SM Prime Holdings, Inc.’s consolidated net income grew 38 percent to P19.4 billion in the first half from P14.1 billion in the same period last year. This was supported by a 29-percent growth in consolidated revenues to P59.9 billion from P46.3 billion.

SM Prime’s Philippine mall business, which accounts for 53 percent of consolidated revenues, grew 53 percent to P31.5 billion from P20.6 billion.

Malls’ rental income grew 42 percent to P26.3 billion due to improvement in tenant sales and foot traffic. SM Prime’s local cinema, ticket sales and other revenues increased 156 percent to P5.2 billion.

Revenues of SM Prime’s primary residential business, led by SM Development Corp. in the first half amounted to P17.6 billion. SMDC’s reservation sales grew 15 percent to P68.5 billion from P59.4 billion.

Revenues of SM Prime’s other business segments, which included offices, hotels and convention centers, grew 40 percent to P6.2 billion from P4.5 billion.

BDO Unibank Inc. posted earnings of P35.2 billion in the first half, driven by broad-based growth across core businesses.

Net interest income rose to P89.5 billion as gross customer loans expanded 8 percent year-on-year to P2.7 trillion while deposit liabilities broadened 12 percent to P3.3 trillion.

China Banking Corporation sustained its profitability on higher revenues and lower provisioning. Net profit went up 7 percent to P10.8 billion in the first six months.

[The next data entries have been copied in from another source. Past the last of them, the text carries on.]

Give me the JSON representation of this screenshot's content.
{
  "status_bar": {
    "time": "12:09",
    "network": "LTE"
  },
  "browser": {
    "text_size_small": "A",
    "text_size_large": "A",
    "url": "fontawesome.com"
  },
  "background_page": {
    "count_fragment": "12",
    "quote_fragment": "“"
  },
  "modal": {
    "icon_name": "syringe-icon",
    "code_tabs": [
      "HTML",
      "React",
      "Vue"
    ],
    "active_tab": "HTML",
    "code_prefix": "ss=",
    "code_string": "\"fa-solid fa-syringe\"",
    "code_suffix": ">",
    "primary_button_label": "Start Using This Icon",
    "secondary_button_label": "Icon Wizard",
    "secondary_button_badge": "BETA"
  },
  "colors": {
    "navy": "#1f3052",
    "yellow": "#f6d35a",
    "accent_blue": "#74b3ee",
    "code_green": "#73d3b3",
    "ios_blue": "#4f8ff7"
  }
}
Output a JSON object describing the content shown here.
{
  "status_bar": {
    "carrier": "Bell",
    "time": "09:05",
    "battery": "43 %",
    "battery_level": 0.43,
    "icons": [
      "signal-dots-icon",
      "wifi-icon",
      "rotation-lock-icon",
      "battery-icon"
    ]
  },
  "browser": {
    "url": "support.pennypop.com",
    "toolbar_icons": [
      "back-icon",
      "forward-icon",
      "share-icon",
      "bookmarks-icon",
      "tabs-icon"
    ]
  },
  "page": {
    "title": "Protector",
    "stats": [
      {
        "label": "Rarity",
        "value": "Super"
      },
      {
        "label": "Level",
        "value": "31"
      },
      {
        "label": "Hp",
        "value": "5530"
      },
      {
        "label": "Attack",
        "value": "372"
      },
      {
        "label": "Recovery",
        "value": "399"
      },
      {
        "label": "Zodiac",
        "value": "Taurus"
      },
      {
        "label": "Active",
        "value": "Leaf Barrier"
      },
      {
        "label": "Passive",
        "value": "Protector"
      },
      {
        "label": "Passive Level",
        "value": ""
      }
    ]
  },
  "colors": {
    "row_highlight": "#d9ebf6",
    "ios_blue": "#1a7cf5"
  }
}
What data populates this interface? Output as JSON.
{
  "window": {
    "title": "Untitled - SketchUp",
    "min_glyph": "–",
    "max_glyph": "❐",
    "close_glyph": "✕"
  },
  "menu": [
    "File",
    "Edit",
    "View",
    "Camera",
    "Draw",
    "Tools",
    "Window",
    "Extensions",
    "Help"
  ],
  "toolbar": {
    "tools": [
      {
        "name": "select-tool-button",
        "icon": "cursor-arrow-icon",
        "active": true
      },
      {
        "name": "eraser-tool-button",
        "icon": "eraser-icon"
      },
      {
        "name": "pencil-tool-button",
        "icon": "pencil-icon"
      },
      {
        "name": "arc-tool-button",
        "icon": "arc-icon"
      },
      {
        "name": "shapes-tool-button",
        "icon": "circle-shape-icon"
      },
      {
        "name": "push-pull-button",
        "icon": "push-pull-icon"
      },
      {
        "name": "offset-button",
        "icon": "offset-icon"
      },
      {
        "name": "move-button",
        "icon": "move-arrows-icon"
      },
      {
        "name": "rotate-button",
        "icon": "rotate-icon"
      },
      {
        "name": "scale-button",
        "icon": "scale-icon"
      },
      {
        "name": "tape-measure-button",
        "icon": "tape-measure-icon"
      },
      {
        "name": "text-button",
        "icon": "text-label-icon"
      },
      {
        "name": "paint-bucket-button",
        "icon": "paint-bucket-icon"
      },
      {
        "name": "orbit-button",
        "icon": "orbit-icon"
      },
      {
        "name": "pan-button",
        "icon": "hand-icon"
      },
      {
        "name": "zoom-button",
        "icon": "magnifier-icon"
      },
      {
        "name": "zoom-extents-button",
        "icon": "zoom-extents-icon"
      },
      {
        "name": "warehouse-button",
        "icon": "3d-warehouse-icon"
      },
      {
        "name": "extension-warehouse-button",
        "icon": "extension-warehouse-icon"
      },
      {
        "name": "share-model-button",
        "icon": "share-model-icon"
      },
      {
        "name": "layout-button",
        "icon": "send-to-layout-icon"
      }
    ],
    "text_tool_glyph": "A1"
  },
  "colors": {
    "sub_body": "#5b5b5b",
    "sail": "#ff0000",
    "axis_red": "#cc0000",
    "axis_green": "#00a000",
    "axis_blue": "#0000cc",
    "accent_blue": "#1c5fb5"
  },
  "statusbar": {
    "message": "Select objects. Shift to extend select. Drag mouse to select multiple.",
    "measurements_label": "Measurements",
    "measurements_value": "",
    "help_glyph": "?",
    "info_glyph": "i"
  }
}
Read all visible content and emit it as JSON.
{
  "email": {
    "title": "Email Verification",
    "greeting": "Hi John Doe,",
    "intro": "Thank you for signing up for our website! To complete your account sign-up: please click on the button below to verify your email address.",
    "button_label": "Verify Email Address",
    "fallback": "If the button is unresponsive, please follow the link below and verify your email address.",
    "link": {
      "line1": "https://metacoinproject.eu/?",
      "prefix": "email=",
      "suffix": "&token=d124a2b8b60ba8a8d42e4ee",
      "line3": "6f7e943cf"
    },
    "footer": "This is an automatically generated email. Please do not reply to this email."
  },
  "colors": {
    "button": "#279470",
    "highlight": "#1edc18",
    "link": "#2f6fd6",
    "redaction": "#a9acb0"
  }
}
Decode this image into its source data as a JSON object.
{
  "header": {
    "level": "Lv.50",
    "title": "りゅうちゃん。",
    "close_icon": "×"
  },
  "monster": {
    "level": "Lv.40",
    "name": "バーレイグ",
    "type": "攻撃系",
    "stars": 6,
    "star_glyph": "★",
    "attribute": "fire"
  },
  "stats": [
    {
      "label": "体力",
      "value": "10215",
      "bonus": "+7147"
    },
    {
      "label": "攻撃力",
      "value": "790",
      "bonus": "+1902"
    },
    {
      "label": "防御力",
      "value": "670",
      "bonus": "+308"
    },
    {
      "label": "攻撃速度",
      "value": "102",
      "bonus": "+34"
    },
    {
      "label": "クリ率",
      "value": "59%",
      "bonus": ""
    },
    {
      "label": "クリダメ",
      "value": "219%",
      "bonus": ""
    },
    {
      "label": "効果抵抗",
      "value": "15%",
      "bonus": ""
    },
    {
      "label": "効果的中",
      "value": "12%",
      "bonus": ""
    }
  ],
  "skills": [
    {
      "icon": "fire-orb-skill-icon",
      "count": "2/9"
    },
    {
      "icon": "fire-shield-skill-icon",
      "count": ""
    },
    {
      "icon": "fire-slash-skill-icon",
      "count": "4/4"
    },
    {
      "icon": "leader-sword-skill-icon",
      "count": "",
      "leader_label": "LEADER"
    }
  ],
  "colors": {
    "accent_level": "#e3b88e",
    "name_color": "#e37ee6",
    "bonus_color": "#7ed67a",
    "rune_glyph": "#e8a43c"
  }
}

Improving demand for tourism and transport, energy and consumer spending ensured a good performance by portfolio investments, which contributed 10 percent of consolidated net income.

Philippine Geothermal Production Company continues to lead in its advocacy for green energy with new projects slated to increase steam production located in Northern Luzon: Kalinga, Daklan, and Cagayan; and Southern Luzon: Mount Labo and Malinao.